I have had a quiet life with a professional job and these are just the men I know about.

Beckywiththegoodnails · 01/08/2025 14:06

MyQuaintLife · 01/08/2025 13:56

I'm not invalidating everyone's responses, just yours! I will not be told that I'm overreacting, or being over-sensitive! There are quite a few other people who have confirmed they would have reacted the same as me.
How patronising to tell me I have a good one?! You dont know us! Please don't respond, you've taken your comments too far.

You literally posted asking if it’s normal to feel this way
I too think you are overreacting and I have plenty of past trauma

LlynTegid · 01/08/2025 14:10

It was long before you met, and I expect you would have not had a second thought had this being known to you when you first met.

I can get your feelings at it being withheld until now, or if you wonder if the whole story has been given.

MyQuaintLife · 01/08/2025 14:17

Thanks. Most of your comments have been considerate and supportive. Some a bit judgemental and insensitive, I really hope the same thing doesn't happen to you!
I will talk to my husband again about the trust issue and hope we can work through it.

OP posts:
BroccoliPizzas · 01/08/2025 15:17

Beckywiththegoodnails · 01/08/2025 14:06

You literally posted asking if it’s normal to feel this way
I too think you are overreacting and I have plenty of past trauma

I don't think it's over reacting. I would leave my husband in a heartbeat if I found out he had sex with a prostitute. Or indeed been to a strip club. It's just a no go zone for me. Not least because of the total uncertainty whether these women are truly consenting

NameChangedOfc · 01/08/2025 15:23

Girlmom35 · 01/08/2025 07:34

I understand the initial shock, I do.
And you have every right to have your own moral framework and wish to surround yourself with people who allign with your values.

However, I think that after the shock has faded, it's equally important to look at the context of what he did. Because people do change. And sometimes people do stupid things when they are younger, which they would never repeat as they have matured.
The key elemens here are:

  • How long ago was it?
  • Was it a recurring thing?
  • Does he show regret/remorse?
  • Did he learn/take away anything from the experience?
  • Can you say that he's a different person today?
  • Were there extenuating circumstances?

From your story I can't gather how long ago it was, but on every other level he seems to be a different person now who wouldn't be put in the same situation a second time.

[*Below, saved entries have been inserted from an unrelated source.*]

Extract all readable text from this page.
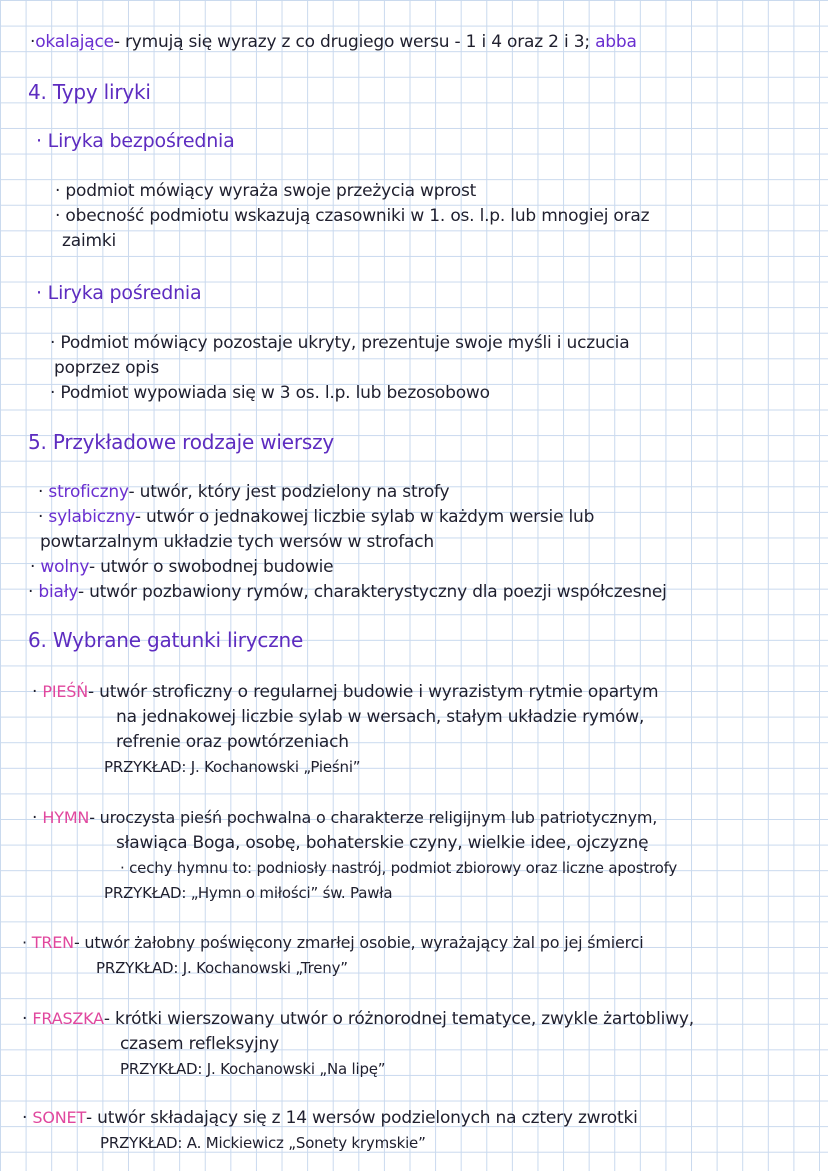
·okalające- rymują się wyrazy z co drugiego wersu - 1 i 4 oraz 2 i 3; abba
4. Typy liryki
· Liryka bezpośrednia
· podmiot mówiący wyraża swoje przeżycia wprost
· obecność podmiotu wskazują czasowniki w 1. os. l.p. lub mnogiej oraz
zaimki
· Liryka pośrednia
· Podmiot mówiący pozostaje ukryty, prezentuje swoje myśli i uczucia
poprzez opis
· Podmiot wypowiada się w 3 os. l.p. lub bezosobowo
5. Przykładowe rodzaje wierszy
· stroficzny- utwór, który jest podzielony na strofy
· sylabiczny- utwór o jednakowej liczbie sylab w każdym wersie lub
powtarzalnym układzie tych wersów w strofach
· wolny- utwór o swobodnej budowie
· biały- utwór pozbawiony rymów, charakterystyczny dla poezji współczesnej
6. Wybrane gatunki liryczne
· PIEŚŃ- utwór stroficzny o regularnej budowie i wyrazistym rytmie opartym
na jednakowej liczbie sylab w wersach, stałym układzie rymów,
refrenie oraz powtórzeniach
PRZYKŁAD: J. Kochanowski „Pieśni”
· HYMN- uroczysta pieśń pochwalna o charakterze religijnym lub patriotycznym,
sławiąca Boga, osobę, bohaterskie czyny, wielkie idee, ojczyznę
· cechy hymnu to: podniosły nastrój, podmiot zbiorowy oraz liczne apostrofy
PRZYKŁAD: „Hymn o miłości” św. Pawła
· TREN- utwór żałobny poświęcony zmarłej osobie, wyrażający żal po jej śmierci
PRZYKŁAD: J. Kochanowski „Treny”
· FRASZKA- krótki wierszowany utwór o różnorodnej tematyce, zwykle żartobliwy,
czasem refleksyjny
PRZYKŁAD: J. Kochanowski „Na lipę”
· SONET- utwór składający się z 14 wersów podzielonych na cztery zwrotki
PRZYKŁAD: A. Mickiewicz „Sonety krymskie”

The conversation that does need to be had, is about why he didn't feel comfortable sharing this in the first place.
I agree with one of the previous posters that people don't have to share every sexual experience they've had with their new partner. But the correct response when asked in that case is to say that this is part of their private past and they don't feel comfortable sharing that. Not to lie and deny having those experiences.

I agree with this.

NameChangedOfc · 01/08/2025 15:27

Stripeysockspots · 01/08/2025 09:14

I think it screams volumes about how he sees women regardless of whether he did it again or not.

But I also agree with this.

WorcsEdu · 01/08/2025 16:31

I’m a big believer in rewarding a person who decides to confess/tell the truth about something when they have nothing to gain (only lose). I think it shows growth and promotes honesty going forward. It’s a chance to create a space where we can be who we are, warts and all. There is also absolutely no gaurantee your next partner will be honest with you in a similar situation (or ever). I feel like so many women are a bit delusional about the mortal men they married - and then suddenly the rug comes out from under them. We’re all human and make mistakes!